2. The Supreme Court may act under this section only on the application of the Attorney-General of India or of a party interested, and every such application shall be made by motion, which shall, except when the applicant is the Attorney-General of India or the Advocate-General of the State, be supported by affidavit or affirmation.

3. Where any application for the exercise of the power conferred by this section is dismissed, the Supreme Court may, if it is of opinion that the application was frivolous or vexatious, order the applicant to pay by way of compensation to any person who has opposed the application such sum not exceeding one thousand rupees as it may consider appropriate in the circumstances of the case.”

28. Orders under Section 407 can be passed by the High Court either on the report of the lower court or on the application of the party interested or on its own initiative. Power is also given to the Sessions Judge under Section 408 to transfer cases and appeals from one criminal court to another in his sessions division on an application by the party interested or on his own initiative.

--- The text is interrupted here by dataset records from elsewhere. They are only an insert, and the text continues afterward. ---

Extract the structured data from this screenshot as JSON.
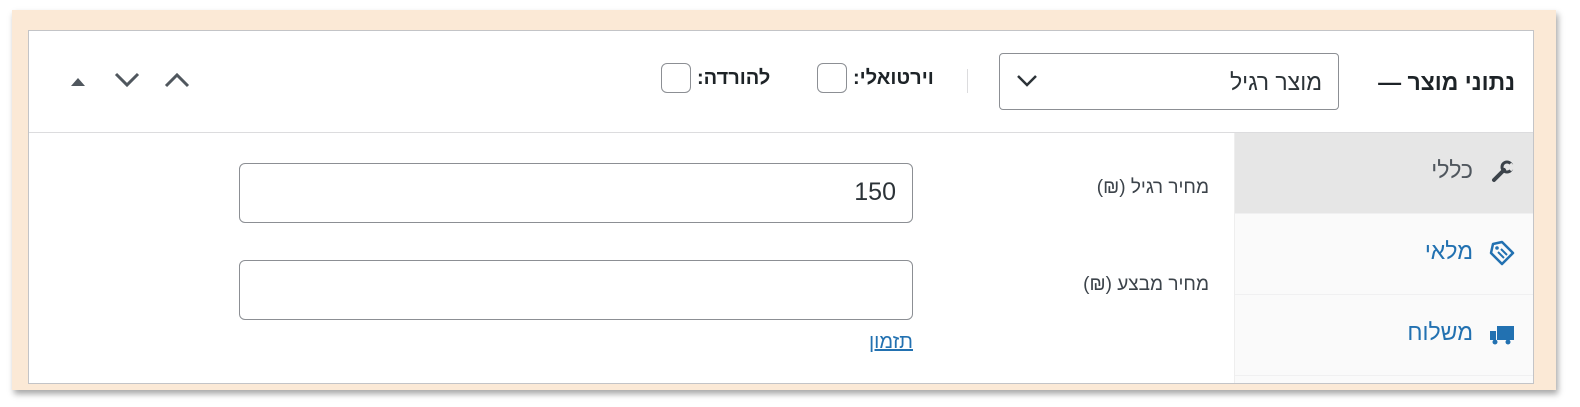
{
  "header": {
    "title": "נתוני מוצר —",
    "product_type": {
      "selected": "מוצר רגיל",
      "icon": "chevron-down-icon"
    },
    "options": {
      "virtual_label": "וירטואלי:",
      "virtual_checked": false,
      "download_label": "להורדה:",
      "download_checked": false
    },
    "controls": [
      "chevron-up-icon",
      "chevron-down-icon",
      "triangle-up-icon"
    ]
  },
  "tabs": [
    {
      "label": "כללי",
      "icon": "wrench-icon",
      "active": true
    },
    {
      "label": "מלאי",
      "icon": "tag-icon",
      "active": false
    },
    {
      "label": "משלוח",
      "icon": "truck-icon",
      "active": false
    }
  ],
  "general": {
    "regular_price_label": "מחיר רגיל (₪)",
    "regular_price_value": "150",
    "sale_price_label": "מחיר מבצע (₪)",
    "sale_price_value": "",
    "schedule_link": "תזמון"
  },
  "colors": {
    "frame": "#fbe9d6",
    "link": "#2271b1",
    "active_tab": "#e6e6e6"
  }
}
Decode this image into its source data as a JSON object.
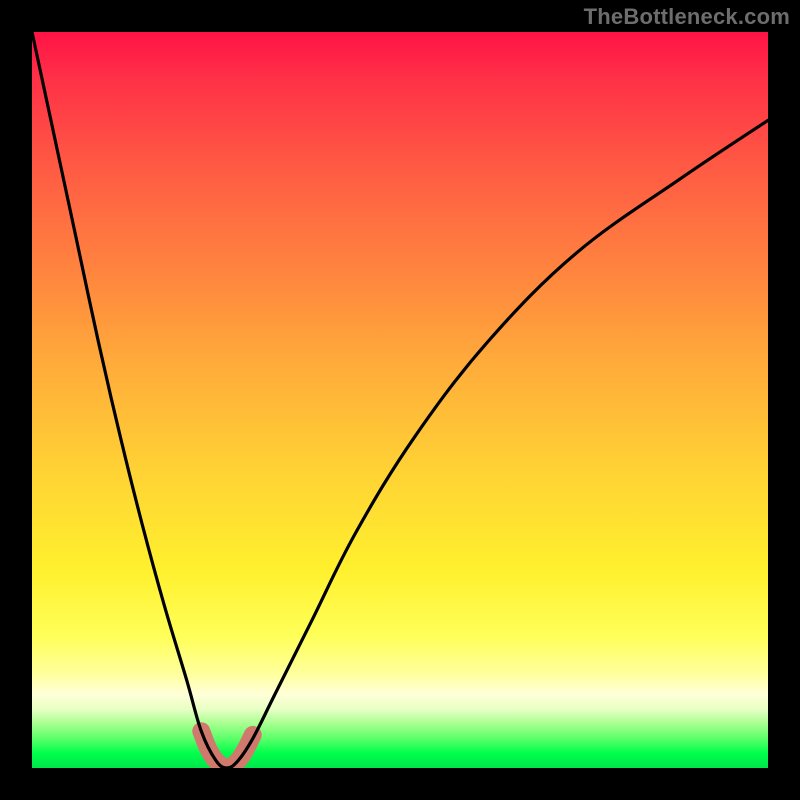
{
  "watermark": "TheBottleneck.com",
  "chart_data": {
    "type": "line",
    "title": "",
    "xlabel": "",
    "ylabel": "",
    "xlim": [
      0,
      100
    ],
    "ylim": [
      0,
      100
    ],
    "grid": false,
    "legend": false,
    "background_gradient": {
      "orientation": "vertical",
      "stops": [
        {
          "pos": 0.0,
          "color": "#ff1346"
        },
        {
          "pos": 0.18,
          "color": "#ff5944"
        },
        {
          "pos": 0.46,
          "color": "#ffae3a"
        },
        {
          "pos": 0.73,
          "color": "#fff02e"
        },
        {
          "pos": 0.9,
          "color": "#ffffd8"
        },
        {
          "pos": 1.0,
          "color": "#00e64a"
        }
      ]
    },
    "series": [
      {
        "name": "bottleneck-curve",
        "color": "#000000",
        "x": [
          0,
          3,
          6,
          9,
          12,
          15,
          18,
          21,
          23,
          25,
          26.5,
          28,
          30,
          33,
          38,
          44,
          52,
          62,
          74,
          88,
          100
        ],
        "y": [
          100,
          86,
          72,
          58,
          45,
          33,
          22,
          12,
          5,
          1,
          0,
          1,
          4,
          10,
          20,
          32,
          45,
          58,
          70,
          80,
          88
        ]
      }
    ],
    "marker": {
      "name": "trough-highlight",
      "color": "#d07a6e",
      "x": [
        23.0,
        24.0,
        25.0,
        26.0,
        27.0,
        28.0,
        29.0,
        30.0
      ],
      "y": [
        5.0,
        2.5,
        1.0,
        0.2,
        0.2,
        1.0,
        2.5,
        4.5
      ]
    }
  }
}
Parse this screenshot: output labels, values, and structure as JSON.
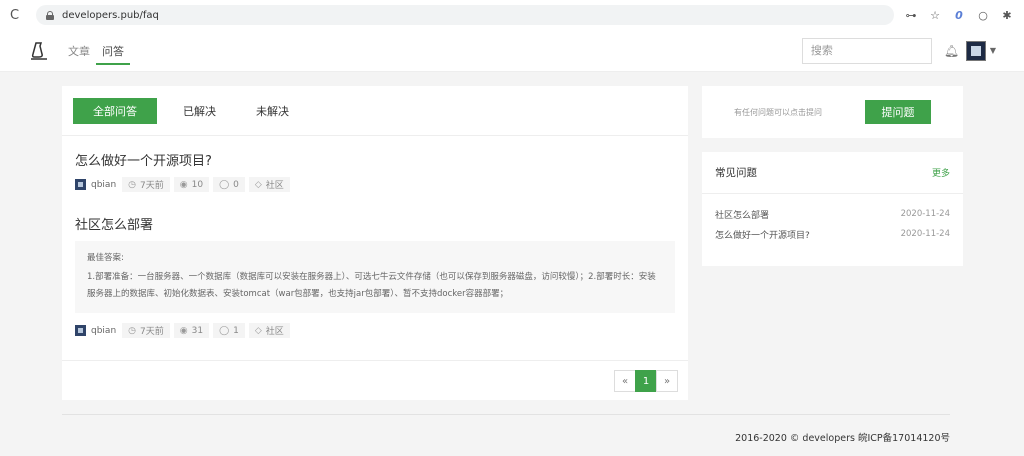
{
  "browser": {
    "url": "developers.pub/faq"
  },
  "header": {
    "nav": [
      {
        "label": "文章"
      },
      {
        "label": "问答"
      }
    ],
    "search_placeholder": "搜索"
  },
  "tabs": [
    {
      "label": "全部问答"
    },
    {
      "label": "已解决"
    },
    {
      "label": "未解决"
    }
  ],
  "questions": [
    {
      "title": "怎么做好一个开源项目?",
      "user": "qbian",
      "time": "7天前",
      "views": "10",
      "comments": "0",
      "tag": "社区"
    },
    {
      "title": "社区怎么部署",
      "answer_label": "最佳答案:",
      "answer_text": "1.部署准备：一台服务器、一个数据库（数据库可以安装在服务器上）、可选七牛云文件存储（也可以保存到服务器磁盘，访问较慢）；2.部署时长：安装服务器上的数据库、初始化数据表、安装tomcat（war包部署，也支持jar包部署）、暂不支持docker容器部署；",
      "user": "qbian",
      "time": "7天前",
      "views": "31",
      "comments": "1",
      "tag": "社区"
    }
  ],
  "pagination": {
    "prev": "«",
    "current": "1",
    "next": "»"
  },
  "ask": {
    "hint": "有任何问题可以点击提问",
    "button": "提问题"
  },
  "faq": {
    "title": "常见问题",
    "more": "更多",
    "items": [
      {
        "question": "社区怎么部署",
        "date": "2020-11-24"
      },
      {
        "question": "怎么做好一个开源项目?",
        "date": "2020-11-24"
      }
    ]
  },
  "footer": {
    "text": "2016-2020 © developers 皖ICP备17014120号"
  },
  "colors": {
    "accent": "#3fa24a",
    "background": "#f4f4f4"
  }
}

29. Under Section 415(2) :

“Where a sentence of death is passed or confirmed by the High Court, and the person sentenced makes an application to the High Court for the grant of a certificate under Article 132 or under sub-Clause (c) of Clause (1) of Article 134 of the Constitution, the High Court shall order the execution of the sentence to be postponed until such application is disposed of by the High Court, or if a certificate is granted on such application, until the period allowed for preferring an appeal to the Supreme Court on such certificate has expired.”

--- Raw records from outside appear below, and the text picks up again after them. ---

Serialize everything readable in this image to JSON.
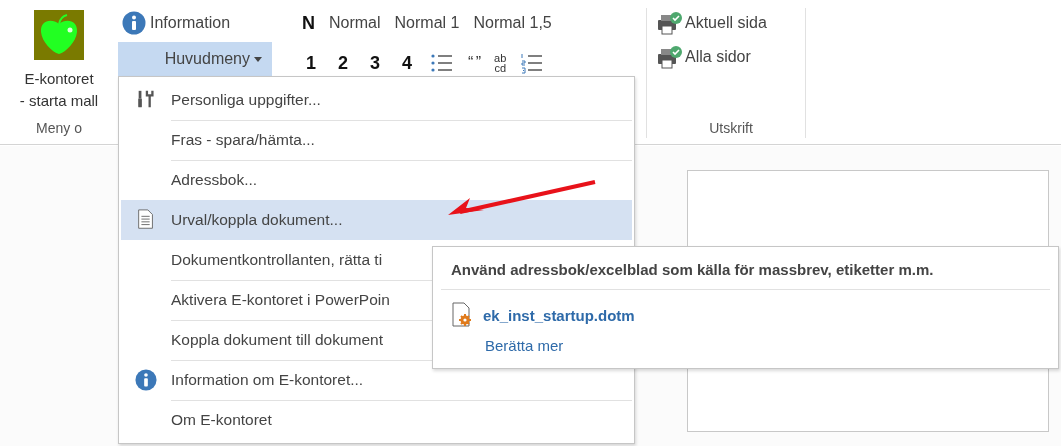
{
  "ribbon": {
    "groups": [
      {
        "kind": "launcher",
        "label": "Meny o",
        "button": {
          "lines": [
            "E-kontoret",
            "- starta mall"
          ]
        }
      },
      {
        "kind": "menu",
        "buttons": [
          {
            "kind": "info",
            "label": "Information"
          },
          {
            "kind": "dropdown",
            "label": "Huvudmeny",
            "expanded": true
          }
        ]
      },
      {
        "kind": "styles",
        "style_buttons": [
          {
            "kind": "bold",
            "label": "N"
          },
          {
            "kind": "text",
            "label": "Normal"
          },
          {
            "kind": "text",
            "label": "Normal 1"
          },
          {
            "kind": "text",
            "label": "Normal 1,5"
          }
        ],
        "format_buttons": [
          {
            "kind": "heading",
            "label": "1"
          },
          {
            "kind": "heading",
            "label": "2"
          },
          {
            "kind": "heading",
            "label": "3"
          },
          {
            "kind": "heading",
            "label": "4"
          },
          {
            "kind": "bullets"
          },
          {
            "kind": "quote",
            "label": "“ ”"
          },
          {
            "kind": "stack",
            "lines": [
              "ab",
              "cd"
            ]
          },
          {
            "kind": "numbers"
          }
        ]
      },
      {
        "kind": "print",
        "label": "Utskrift",
        "buttons": [
          {
            "label": "Aktuell sida"
          },
          {
            "label": "Alla sidor"
          }
        ]
      }
    ]
  },
  "menu": {
    "items": [
      {
        "kind": "tools",
        "label": "Personliga uppgifter...",
        "selected": false
      },
      {
        "label": "Fras - spara/hämta...",
        "selected": false
      },
      {
        "label": "Adressbok...",
        "selected": false
      },
      {
        "kind": "doc",
        "label": "Urval/koppla dokument...",
        "selected": true
      },
      {
        "label": "Dokumentkontrollanten, rätta ti",
        "selected": false
      },
      {
        "label": "Aktivera E-kontoret i PowerPoin",
        "selected": false
      },
      {
        "label": "Koppla dokument till dokument",
        "selected": false
      },
      {
        "kind": "info",
        "label": "Information om E-kontoret...",
        "selected": false
      },
      {
        "label": "Om E-kontoret",
        "selected": false
      }
    ]
  },
  "tooltip": {
    "title": "Använd adressbok/excelblad som källa för massbrev, etiketter m.m.",
    "file": "ek_inst_startup.dotm",
    "link": "Berätta mer"
  }
}
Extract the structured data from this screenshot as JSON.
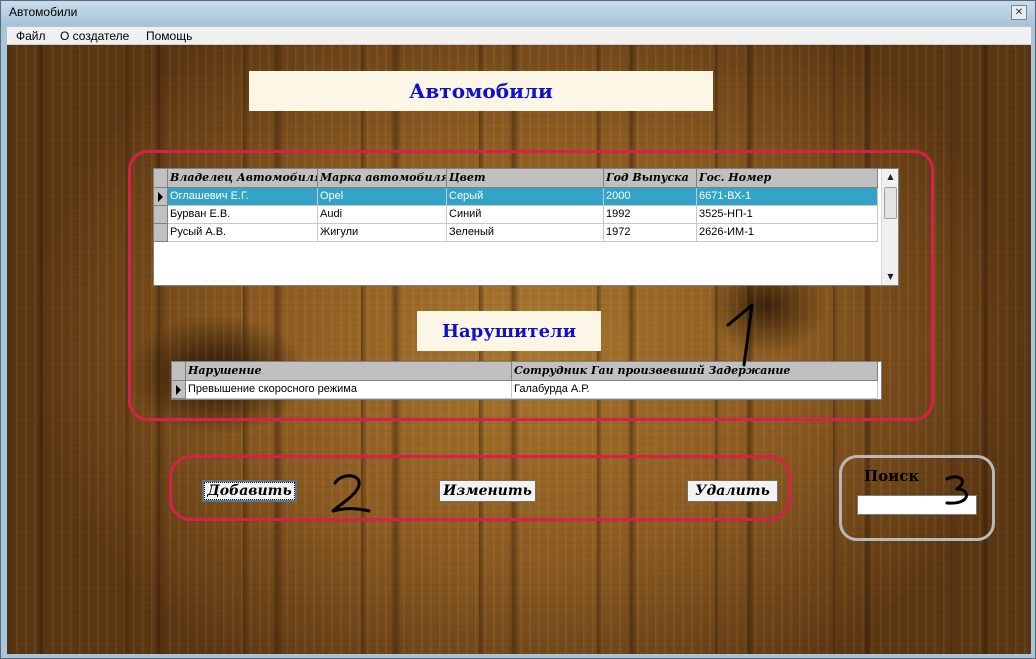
{
  "window": {
    "title": "Автомобили",
    "close_glyph": "✕"
  },
  "menu": [
    {
      "label": "Файл"
    },
    {
      "label": "О создателе"
    },
    {
      "label": "Помощь"
    }
  ],
  "cars": {
    "heading": "Автомобили",
    "columns": [
      "Владелец Автомобиля",
      "Марка автомобиля",
      "Цвет",
      "Год Выпуска",
      "Гос. Номер"
    ],
    "rows": [
      [
        "Оглашевич Е.Г.",
        "Opel",
        "Серый",
        "2000",
        "6671-ВХ-1"
      ],
      [
        "Бурван Е.В.",
        "Audi",
        "Синий",
        "1992",
        "3525-НП-1"
      ],
      [
        "Русый А.В.",
        "Жигули",
        "Зеленый",
        "1972",
        "2626-ИМ-1"
      ]
    ],
    "selected_row": 0
  },
  "violations": {
    "heading": "Нарушители",
    "columns": [
      "Нарушение",
      "Сотрудник Гаи произвевший Задержание"
    ],
    "rows": [
      [
        "Превышение скоросного  режима",
        "Галабурда А.Р."
      ]
    ]
  },
  "buttons": {
    "add": "Добавить",
    "edit": "Изменить",
    "delete": "Удалить"
  },
  "search": {
    "label": "Поиск",
    "value": ""
  },
  "annotations": {
    "one": "1",
    "two": "2",
    "three": "3"
  },
  "colors": {
    "heading_text": "#1010c8",
    "selection": "#33a3c8",
    "annotation_red": "#d8204a",
    "annotation_gray": "#b8b8b8"
  }
}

30. Under Section 382, every appeal filed under Chapter XXIX of the Criminal Procedure Code, “shall be made in the form of a petition in writing presented by the appellant or his pleader, and every such petition shall (unless the court to which it is presented otherwise directs) be accompanied by a copy of the judgment or order appealed against.” Under Section 383, “If the appellant is in jail, he may present his petition of appeal and the copies accompanying the same to the officer in charge of the jail, who shall thereupon forward such petition and copies to the proper appellate court”. Section 384 provides for summary dismissal of the petition of appeal. Under Section 415(3) :

“Where a sentence of death is passed or confirmed by the High Court, and the High Court is satisfied that the person sentenced intends to present a petition to the Supreme Court for the grant of special leave -to appeal under 136 of the Constitution, the High Court shall order the execution of the sentence to be postponed for such period as it considers sufficient to enable him to present such petition,”

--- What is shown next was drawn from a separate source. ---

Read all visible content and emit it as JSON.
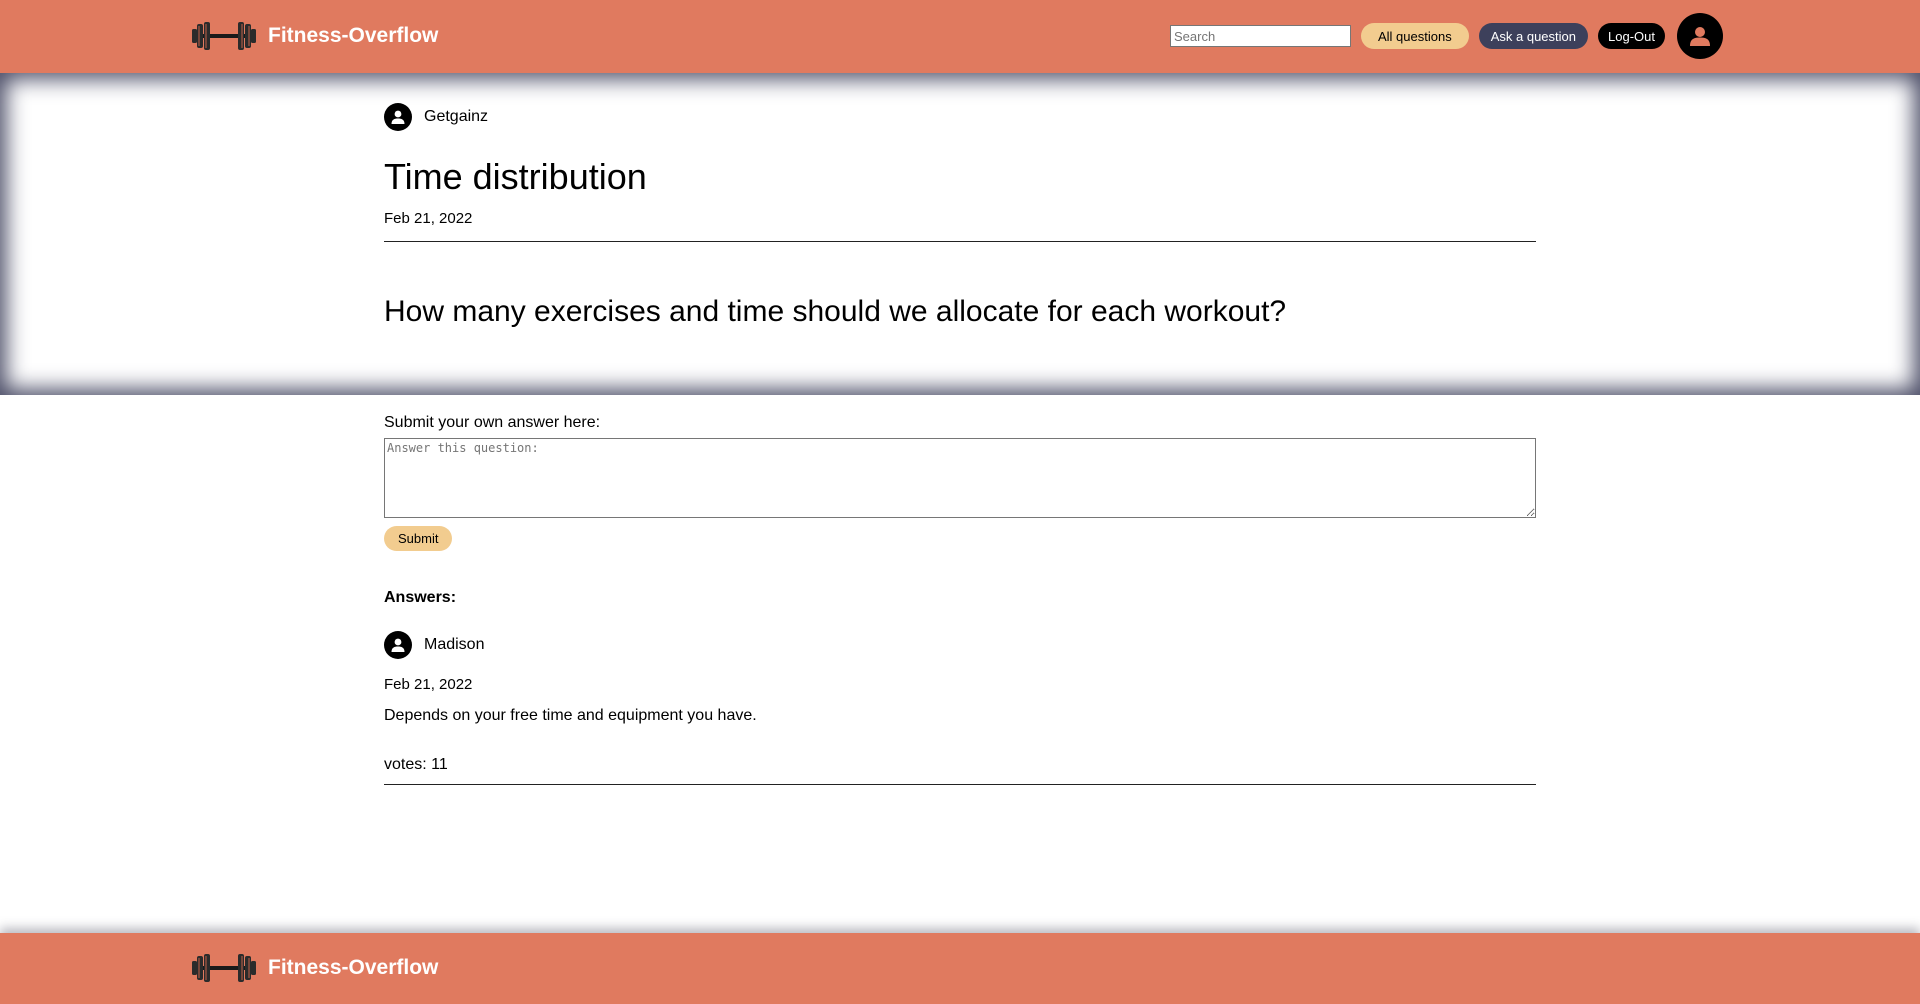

31. The above provisions are not exhaustive. Generally every motion before a criminal court has to be in the form of a complaint, application or petition. It seems to be clear that the words “application, complaint and petition” are neither inter-changeable nor have the same meaning or import. A complaint under Section 142 of the Negotiable Instruments Act is not the same as an application. It is neither a petition nor is the person making it a petitioner. The period prescribed for filing a complaint under the Act is a period of limitation within which it has to be filed and can neither be extended under Section 473 of the Criminal Procedure Code, nor the delay condoned under Section 5 of the Limitation Act, Even otherwise in regard to original proceedings by way of a complaint the period prescribed therefor has to be adhered to. A complaint made beyond one month of the date on which the cause of action had arisen under Clause (c) of the proviso to Section 138 will, in my view, be barred and the Magistrate will get no jurisdiction to take cognizance of the offence alleged in the complaint. With respect, I am unable to agree with the correctness of the decision of the Orissa High Court in Janardhan Moha-patra v. Saroj Kumar Choudhury [1993] Crl. LJ 1751 ; [1994] 79 Comp Cas 821, where it was held that a complaint is also an application and in view of Section 29(2) of the Limitation Act, Section 5 thereof would apply and the court has jurisdiction to condone the delay in making the complaint beyond the period prescribed under Section 142(b) of the Act.

32. In my view, the impugned order does not merit interference.

33. The revision fails and is dismissed.